14.09.2018 21:20 Uhr: SEG-Mitte Einsatz #4/2018

 

Feuer in Teningen

Sachschaden nach Brand beläuft sich auf mehrere 100 000 Euro

Vier Häuser sind nach einem Großbrand in Teningen beschädigt und nicht mehr bewohnbar. Alle Bewohner sind in Sicherheit, zur Brandursache liegen noch keine Erkenntnisse vor.
  • Großbrand in Teningen  | Foto: Aribert Rüssel

TENINGEN. Die Feuersäule war weithin zu sehen. Ein Großbrand an der Kirchstraße/Ecke Riegeler Straße hielt die Einsatzkräfte der Teninger, Emmendinger und Endinger Feuerwehr am Freitagabend nach 21 Uhr bis in die Morgenstunden in Atem. Es entstand ein immenser Schaden, mehrere 100000 Euro nannte die Polizei in ihren ersten Meldungen. Zwei Feuerwehrleute wurden durch herunterfallende Ziegel leicht verletzt. Die Brandursache ist noch offen, die Polizei setzt einen Sachverständigen ein. Es war der größte Brand in Teningen seit dem Brand bei Tscheulin 1958.

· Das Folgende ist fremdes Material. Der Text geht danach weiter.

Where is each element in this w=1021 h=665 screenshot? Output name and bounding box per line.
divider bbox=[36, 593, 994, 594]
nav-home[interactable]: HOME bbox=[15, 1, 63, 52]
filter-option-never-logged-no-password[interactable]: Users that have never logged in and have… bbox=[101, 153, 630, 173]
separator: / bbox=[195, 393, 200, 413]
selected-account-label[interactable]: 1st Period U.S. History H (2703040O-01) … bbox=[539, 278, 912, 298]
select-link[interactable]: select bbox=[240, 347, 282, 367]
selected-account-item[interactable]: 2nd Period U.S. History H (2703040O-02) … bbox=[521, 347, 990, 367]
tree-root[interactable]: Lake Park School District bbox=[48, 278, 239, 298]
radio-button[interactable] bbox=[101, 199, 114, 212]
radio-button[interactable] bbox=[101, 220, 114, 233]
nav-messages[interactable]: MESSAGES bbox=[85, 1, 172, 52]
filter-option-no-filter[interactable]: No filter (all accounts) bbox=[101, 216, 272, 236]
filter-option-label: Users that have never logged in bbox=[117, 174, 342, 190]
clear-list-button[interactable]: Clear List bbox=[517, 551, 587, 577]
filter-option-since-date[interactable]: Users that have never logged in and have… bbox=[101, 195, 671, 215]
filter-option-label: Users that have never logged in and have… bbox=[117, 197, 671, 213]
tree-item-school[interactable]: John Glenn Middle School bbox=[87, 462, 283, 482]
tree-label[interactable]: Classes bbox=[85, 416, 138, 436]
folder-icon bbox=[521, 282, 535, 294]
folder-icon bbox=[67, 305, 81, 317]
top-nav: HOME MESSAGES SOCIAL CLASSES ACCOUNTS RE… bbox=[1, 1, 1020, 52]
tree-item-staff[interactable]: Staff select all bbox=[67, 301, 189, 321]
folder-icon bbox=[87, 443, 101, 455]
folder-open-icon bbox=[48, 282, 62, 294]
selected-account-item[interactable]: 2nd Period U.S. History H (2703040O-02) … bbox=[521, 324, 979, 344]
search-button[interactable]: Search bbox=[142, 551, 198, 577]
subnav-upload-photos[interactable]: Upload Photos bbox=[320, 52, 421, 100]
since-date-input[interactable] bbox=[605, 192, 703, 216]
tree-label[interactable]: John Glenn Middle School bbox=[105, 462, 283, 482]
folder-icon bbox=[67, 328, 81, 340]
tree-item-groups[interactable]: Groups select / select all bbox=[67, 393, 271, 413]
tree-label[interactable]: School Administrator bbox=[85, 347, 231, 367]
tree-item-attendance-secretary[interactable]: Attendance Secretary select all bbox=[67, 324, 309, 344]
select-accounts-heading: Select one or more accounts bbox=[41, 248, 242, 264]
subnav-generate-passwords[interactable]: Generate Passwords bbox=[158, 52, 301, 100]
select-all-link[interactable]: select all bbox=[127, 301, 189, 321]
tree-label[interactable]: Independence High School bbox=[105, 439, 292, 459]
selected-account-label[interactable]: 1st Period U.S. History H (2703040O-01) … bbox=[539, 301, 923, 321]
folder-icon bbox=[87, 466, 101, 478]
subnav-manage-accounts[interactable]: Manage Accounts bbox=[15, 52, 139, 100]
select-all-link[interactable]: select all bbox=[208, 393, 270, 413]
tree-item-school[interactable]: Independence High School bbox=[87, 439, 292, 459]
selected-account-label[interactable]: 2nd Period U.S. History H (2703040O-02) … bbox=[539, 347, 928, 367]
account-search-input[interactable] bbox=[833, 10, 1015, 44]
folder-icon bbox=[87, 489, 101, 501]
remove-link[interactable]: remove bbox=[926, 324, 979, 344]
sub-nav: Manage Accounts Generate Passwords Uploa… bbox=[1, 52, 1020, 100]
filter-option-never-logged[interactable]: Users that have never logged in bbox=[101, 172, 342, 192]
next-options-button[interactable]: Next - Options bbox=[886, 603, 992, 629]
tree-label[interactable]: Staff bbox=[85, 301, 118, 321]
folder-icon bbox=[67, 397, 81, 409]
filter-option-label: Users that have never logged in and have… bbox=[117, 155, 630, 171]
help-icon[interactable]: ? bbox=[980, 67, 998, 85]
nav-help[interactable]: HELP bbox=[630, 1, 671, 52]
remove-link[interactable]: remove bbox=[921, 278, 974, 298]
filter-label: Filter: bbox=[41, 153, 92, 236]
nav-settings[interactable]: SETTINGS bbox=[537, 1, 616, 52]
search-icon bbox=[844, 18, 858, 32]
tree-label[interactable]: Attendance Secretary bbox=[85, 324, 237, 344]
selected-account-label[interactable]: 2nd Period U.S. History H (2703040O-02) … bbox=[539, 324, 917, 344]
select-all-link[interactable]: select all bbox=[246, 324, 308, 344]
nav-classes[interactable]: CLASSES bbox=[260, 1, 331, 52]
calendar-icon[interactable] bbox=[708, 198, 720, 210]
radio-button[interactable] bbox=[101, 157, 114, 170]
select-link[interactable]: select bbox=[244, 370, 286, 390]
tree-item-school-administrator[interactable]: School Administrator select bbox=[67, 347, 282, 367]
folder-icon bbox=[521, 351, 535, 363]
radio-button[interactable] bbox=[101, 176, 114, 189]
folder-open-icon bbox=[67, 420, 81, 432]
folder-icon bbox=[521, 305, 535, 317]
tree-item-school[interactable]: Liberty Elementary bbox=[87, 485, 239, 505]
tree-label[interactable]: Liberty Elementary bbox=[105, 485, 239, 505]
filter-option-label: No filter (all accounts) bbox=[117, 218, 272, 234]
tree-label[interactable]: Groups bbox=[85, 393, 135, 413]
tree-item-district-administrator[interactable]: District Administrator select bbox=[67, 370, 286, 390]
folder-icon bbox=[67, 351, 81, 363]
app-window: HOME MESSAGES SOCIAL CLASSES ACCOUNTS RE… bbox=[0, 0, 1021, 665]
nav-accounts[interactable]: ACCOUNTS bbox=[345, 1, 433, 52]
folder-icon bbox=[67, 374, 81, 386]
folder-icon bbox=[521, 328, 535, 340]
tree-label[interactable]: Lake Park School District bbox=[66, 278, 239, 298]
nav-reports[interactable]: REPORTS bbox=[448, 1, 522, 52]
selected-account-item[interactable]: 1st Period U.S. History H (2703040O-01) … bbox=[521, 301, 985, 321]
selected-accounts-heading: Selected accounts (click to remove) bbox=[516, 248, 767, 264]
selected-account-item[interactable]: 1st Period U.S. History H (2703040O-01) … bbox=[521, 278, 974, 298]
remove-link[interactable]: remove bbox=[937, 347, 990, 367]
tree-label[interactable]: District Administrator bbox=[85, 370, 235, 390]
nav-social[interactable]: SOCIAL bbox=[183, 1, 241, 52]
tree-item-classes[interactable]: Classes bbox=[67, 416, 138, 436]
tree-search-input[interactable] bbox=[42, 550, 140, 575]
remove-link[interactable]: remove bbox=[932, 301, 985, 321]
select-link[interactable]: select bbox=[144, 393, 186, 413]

Bereits nach sechs Minuten war das erste Fahrzeug und eine Minute später das erste Löschfahrzeug an der Einsatzstelle. Angesichts des Brandausmaßes war der Einsatzleitung sofort klar, alle verfügbaren Einsatzkräfte nachzualarmieren, sowie Emmendingen und Endingen zur Unterstützung anzufordern. Insgesamt waren 138 Feuerwehrleute, 25 DRK-Sanitäter und das Technische Hilfswerk mit neun Personen im Einsatz. Das THW sorgte bis 7 Uhr früh am Samstag für Licht: die Lichtmastanhänger der Ortsverbände Emmendingen und Müllheim wurden eingesetzt und die Teninger Feuerwehr dabei unterstützt, noch in der Nacht einen Bagger zur Einsatzstelle zu rufen. Mit diesem Bagger wurden einsturzgefährdete Gebäudeteile niedergelegt – ein Giebel wurde wegen extremer Einbruchgefahr mit einem Bagger abgerissen – und Brandnester freigelegt. Insgesamt waren neun THW-Helfer unter Leitung des Emmendinger Zugführers Andreas Fleig im Einsatz.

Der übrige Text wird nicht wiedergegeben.